L’explication est un peu courte.
Dans une lettre adressée aux partenaires de l’opération SwissLeaks, HSBC a admis sa faute avec une franchise rare. «Nous reconnaissons que la culture du respect des obligations et des normes de diligence raisonnable de HSBC Private Bank Suisse, et du secteur des banques privées en général, était nettement inférieure à ce qu’elle est aujourd’hui.»
La direction de la banque va jusqu’à se défausser sur la Republic National Bank et sur son fondateur, Edmond Safra. Le banquier libanais est décédé dans l’incendie de son appartement à Monaco, en décembre 1999.
HSBC lui avait racheté son établissement pour 10 milliards de dollars sept mois plus tôt.
«L’entreprise Republic/Safra s’adressait à une clientèle très différente et possédait une tout autre culture que HSBC, explique aujourd’hui sa direction. De trop nombreux petits comptes à hauts risques ont été conservés.» La banque assure avoir fait le ménage dès 2012. Mais sans expliquer pourquoi elle a attendu treize longues années pour se débarrasser de tous ces «petits comptes à hauts risques».
De façon surprenante, l’affaire Falciani n’est peut-être même pas la raison principale de ce grand coup de balai.
En 2012, HSBC a fait l’objet d’une enquête du Sénat et de la justice américaine, qui avait mis au jour des failles monstrueuses dans ses procédures de contrôles anti-blanchiment. Les cartels mexicains de la drogue en avaient profité pour blanchir des milliards de dollars. Les poursuites ont été suspendues en échange d’une amende de 2 milliards de dollars.

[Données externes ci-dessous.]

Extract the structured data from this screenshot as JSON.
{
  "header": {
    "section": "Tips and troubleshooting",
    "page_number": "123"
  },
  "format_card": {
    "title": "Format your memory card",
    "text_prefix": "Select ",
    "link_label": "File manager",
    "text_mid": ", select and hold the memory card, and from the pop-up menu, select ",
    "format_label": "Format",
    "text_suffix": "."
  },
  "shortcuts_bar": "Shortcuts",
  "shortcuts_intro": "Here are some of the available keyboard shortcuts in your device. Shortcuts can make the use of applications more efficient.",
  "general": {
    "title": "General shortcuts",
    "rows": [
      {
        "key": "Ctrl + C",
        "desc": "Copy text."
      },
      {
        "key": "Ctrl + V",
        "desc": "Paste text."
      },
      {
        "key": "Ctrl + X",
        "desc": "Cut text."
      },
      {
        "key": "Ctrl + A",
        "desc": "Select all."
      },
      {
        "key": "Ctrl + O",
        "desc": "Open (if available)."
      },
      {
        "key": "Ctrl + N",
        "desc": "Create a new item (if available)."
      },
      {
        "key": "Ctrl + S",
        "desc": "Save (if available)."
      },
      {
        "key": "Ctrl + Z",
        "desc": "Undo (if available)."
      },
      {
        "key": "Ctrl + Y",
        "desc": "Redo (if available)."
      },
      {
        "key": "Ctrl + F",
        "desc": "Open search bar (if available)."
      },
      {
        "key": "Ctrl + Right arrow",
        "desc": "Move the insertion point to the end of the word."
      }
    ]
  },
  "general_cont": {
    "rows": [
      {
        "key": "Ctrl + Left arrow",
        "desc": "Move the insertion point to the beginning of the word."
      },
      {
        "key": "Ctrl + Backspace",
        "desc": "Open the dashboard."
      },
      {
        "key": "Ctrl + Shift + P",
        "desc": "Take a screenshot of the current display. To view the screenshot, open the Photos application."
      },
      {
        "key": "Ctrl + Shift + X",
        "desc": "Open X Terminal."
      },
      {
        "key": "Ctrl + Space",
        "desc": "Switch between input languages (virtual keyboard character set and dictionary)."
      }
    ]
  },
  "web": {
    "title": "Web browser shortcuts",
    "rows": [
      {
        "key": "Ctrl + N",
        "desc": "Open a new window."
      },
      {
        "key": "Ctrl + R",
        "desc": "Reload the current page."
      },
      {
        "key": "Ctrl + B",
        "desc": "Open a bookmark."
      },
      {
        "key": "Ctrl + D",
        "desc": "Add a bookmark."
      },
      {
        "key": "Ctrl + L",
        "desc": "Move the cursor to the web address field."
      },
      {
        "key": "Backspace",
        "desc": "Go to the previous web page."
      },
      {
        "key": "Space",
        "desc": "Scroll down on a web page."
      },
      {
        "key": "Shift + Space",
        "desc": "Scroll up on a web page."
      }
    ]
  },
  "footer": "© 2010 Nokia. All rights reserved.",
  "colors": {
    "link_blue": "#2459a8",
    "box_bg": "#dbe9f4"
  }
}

La justice américaine a contraint la banque à renforcer ses contrôles internes dans le monde entier. Y compris en Suisse.
«Nous reconnaissons et sommes responsables des manquements passés»: cette phrase donnée en réponse par HSBC à l’opération SwissLeaks est un copier-coller des excuses faites devant la justice américaine. Reste à savoir si les autorités suisses la prendront pour argent comptant.